Корнилов изумился. Генерал Крымов со своей дивизией находился на самом южном фланге русско-германского фронта. Какон оказался вдруг в столице? Вызов? Но чей? И почему не зашел, не показался? Что за конспирация? Лавр Георгиевич был уязвлен. С генералом Крымовым его связывали самые дружеские отношения.
Автомобиль ехал вдоль решетки причудливой ограды Таврического дворца. Над голыми деревьями парка взлетали стаи ворон. Грязный подъезд был запружен серыми солдатскими шинелями… Приехали.
Выбираясь из машины, Милюков скороговоркой предупредил:
– Генерал, прошу вас об одном: выдержка, выдержка и еще раз выдержка. – И прибавил, когда они стали подниматься по ступеням: – Попали, батенька мой, в стаю – лай не лай, а хвостом виляй!

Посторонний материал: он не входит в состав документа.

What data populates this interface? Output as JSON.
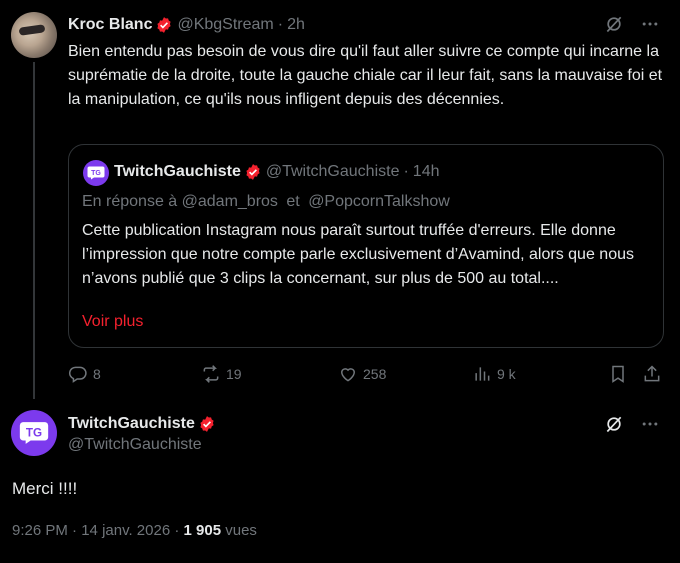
{
  "original_tweet": {
    "author_name": "Kroc Blanc",
    "author_handle": "@KbgStream",
    "separator": "·",
    "time": "2h",
    "text": "Bien entendu pas besoin de vous dire qu'il faut aller suivre ce compte qui incarne la suprématie de la droite, toute la gauche chiale car il leur fait, sans la mauvaise foi et la manipulation, ce qu'ils nous infligent depuis des décennies."
  },
  "quoted_tweet": {
    "author_name": "TwitchGauchiste",
    "author_handle": "@TwitchGauchiste",
    "separator": "·",
    "time": "14h",
    "avatar_text": "TG",
    "reply_prefix": "En réponse à",
    "reply_mention_1": "@adam_bros",
    "reply_and": "et",
    "reply_mention_2": "@PopcornTalkshow",
    "text": "Cette publication Instagram nous paraît surtout truffée d'erreurs. Elle donne l’impression que notre compte parle exclusivement d’Avamind, alors que nous n’avons publié que 3 clips la concernant, sur plus de 500 au total....",
    "see_more": "Voir plus"
  },
  "actions": {
    "replies": "8",
    "reposts": "19",
    "likes": "258",
    "views": "9 k"
  },
  "reply_tweet": {
    "author_name": "TwitchGauchiste",
    "author_handle": "@TwitchGauchiste",
    "avatar_text": "TG",
    "text": "Merci !!!!",
    "time": "9:26 PM",
    "date": "14 janv. 2026",
    "views_count": "1 905",
    "views_label": "vues",
    "separator": "·"
  },
  "colors": {
    "background": "#000000",
    "text": "#e7e9ea",
    "muted": "#71767b",
    "border": "#2f3336",
    "verified_badge": "#f4212e",
    "link": "#f4212e",
    "avatar_purple": "#7c3aed"
  },
  "icons": [
    "verified-badge-icon",
    "grok-icon",
    "more-icon",
    "reply-icon",
    "repost-icon",
    "like-icon",
    "views-icon",
    "bookmark-icon",
    "share-icon"
  ]
}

Комиссар Нахамкес оказался мужчиной громадного роста, с запущенной окладистой бородой. По обличию – настоящий губернский завсегдатай салонов и общественных собраний. Он и одет был как интеллигент средней руки – в измятую поношенную тройку. От комиссара Гиммера, наоборот, так и шибало застарелой местечковостью. Маленький, с бритым сморщенным лицом актера-неудачника, он брызгал неутоленной злобностью. Особенно неукротимо поглядывал на мундир Корнилова. Таких, как Гиммер, частенько отлавливали в тылах Юго-Западного фронта и вешали за шпионаж.